Facebook's algorithm has automatically created over 100 pages for US-designated terrorist groups like Islamic State and Al-Quaeda, according to a new report by the Tech Transparency Project (TTP).
TTP is a research initiative of non-profit watchdog organization Campaign for Accountability that, according to the TTP website, "uses research, litigation and aggressive communications to expose misconduct and malfeasance in public life." TTP began as the Google Transparency Project in 2016 and has expanded to cover several major tech companies.
The Capital Research Center, another non-profit watchdog founded during the Reagan administration, described TTP as left-leaning in its politics although the group itself does not claim to identify with a political bent.
The report highlighted five key points:
- Facebook created 108 pages for Islamic State in addition to dozens of other pages for terrorist groups including Al-Qaeda
- These terrorist group pages were generated automatically as users listed the groups in their profiles or "checked in" to terrorist organizations.
- Facebook generated these pages despite its policy banning Islamic State and Al-Qaeda and alleging that its algorithm is trained to detect them.
- Some of these automatically generated pages have been living on Facebook for years, racking up likes and posts with terrorist propaganda and imagery.
- The company could potentially be held responsible for these pages as Facebook not just hosting but actually creating them.
According to the TTP report, this phenomenon was born of a particular quirk in the platform.
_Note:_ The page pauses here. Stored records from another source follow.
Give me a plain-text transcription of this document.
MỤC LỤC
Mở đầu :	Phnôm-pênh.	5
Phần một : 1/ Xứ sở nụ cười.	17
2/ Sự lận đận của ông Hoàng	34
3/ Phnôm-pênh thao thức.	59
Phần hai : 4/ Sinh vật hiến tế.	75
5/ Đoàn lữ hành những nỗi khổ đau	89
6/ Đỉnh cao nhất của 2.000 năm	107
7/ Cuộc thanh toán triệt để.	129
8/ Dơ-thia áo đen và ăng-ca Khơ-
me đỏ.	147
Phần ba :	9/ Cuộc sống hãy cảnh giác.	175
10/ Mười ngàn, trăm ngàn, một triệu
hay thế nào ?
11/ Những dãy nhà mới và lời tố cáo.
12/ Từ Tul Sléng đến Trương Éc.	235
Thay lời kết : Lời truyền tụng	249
If a user lists an employer, school or location in their profile or checks into a place, and that employer, school or place does not have an existing page, Facebook automatically creates one.
Facebook and terror activity are old acquaintances
Facebook has a checkered past in terms of hosting and inadvertently promoting extremist pages. In his 2010 article "Terror on Facebook, Twitter and Youtube" published in The Brown Journal of World Affairs, University of Haifa professor Gabriel Weimann wrote:
"There are numerous Facebook groups declaring support for paramilitary and nationalist groups that the US government has designated as terrorist organizations such as Hezbollah, Hamas, the Turkish Revolutionary People's Liberation Army and the Liberation Tigers of Tamil Eelam (LTTE). The majority of these groups have open pages and anyone interested can read the information, look at the discussion boards, click on links to propaganda videos and join the group."
Weimann also cited Australian counter-terrorism expert Anthony Bergin, who said that terrorists use social media websites as recruitment tools "the same way a pedophile might look at those sites to potentially groom would-be victims." In other words, terrorist organizations could take advantage of sites like Facebook and Twitter to target young, impressionable people and convince them to join a terror organization.
Even more than recruitment, social media sites are used to give followers specific instructions on carrying out terror attacks. Weimann explained in a 2015 article in the Georgetown Journal of International Affairs that "Youtube videos, as well as Facebook postings, are being used to teach the use of explosives, direct followers to websites with instructional material, promote hacking techniques and share encryption programs."
Attempts to rectify the situation
The National Whistleblower Center (NWC), a Washington DC-based nonpartisan non-profit organization, published a report in 2019 making similar claims to the recent TTP report supported by data and research provided by a Facebook whistleblower.
The NWC reported that the Congressional Subcommittee on Intelligence and Counterterrorism chaired by Congressman Max Rose (D-NY) has addressed this issue on the House floor several times over the last several years. Unfortunately, they were able to make little progress aside from sending "several letters to Facebook demanding answers and solutions to the ongoing problem of terror content" and eliciting statements of support from other US lawmakers.
These longstanding auto-generated Facebook pages, the TTP report concludes, raise serious concerns about the platform's ability to detect and shut down terrorist activity. Especially because, according to Facebook, their detection programs are trained specifically to find ISIS and Al-Qaeda.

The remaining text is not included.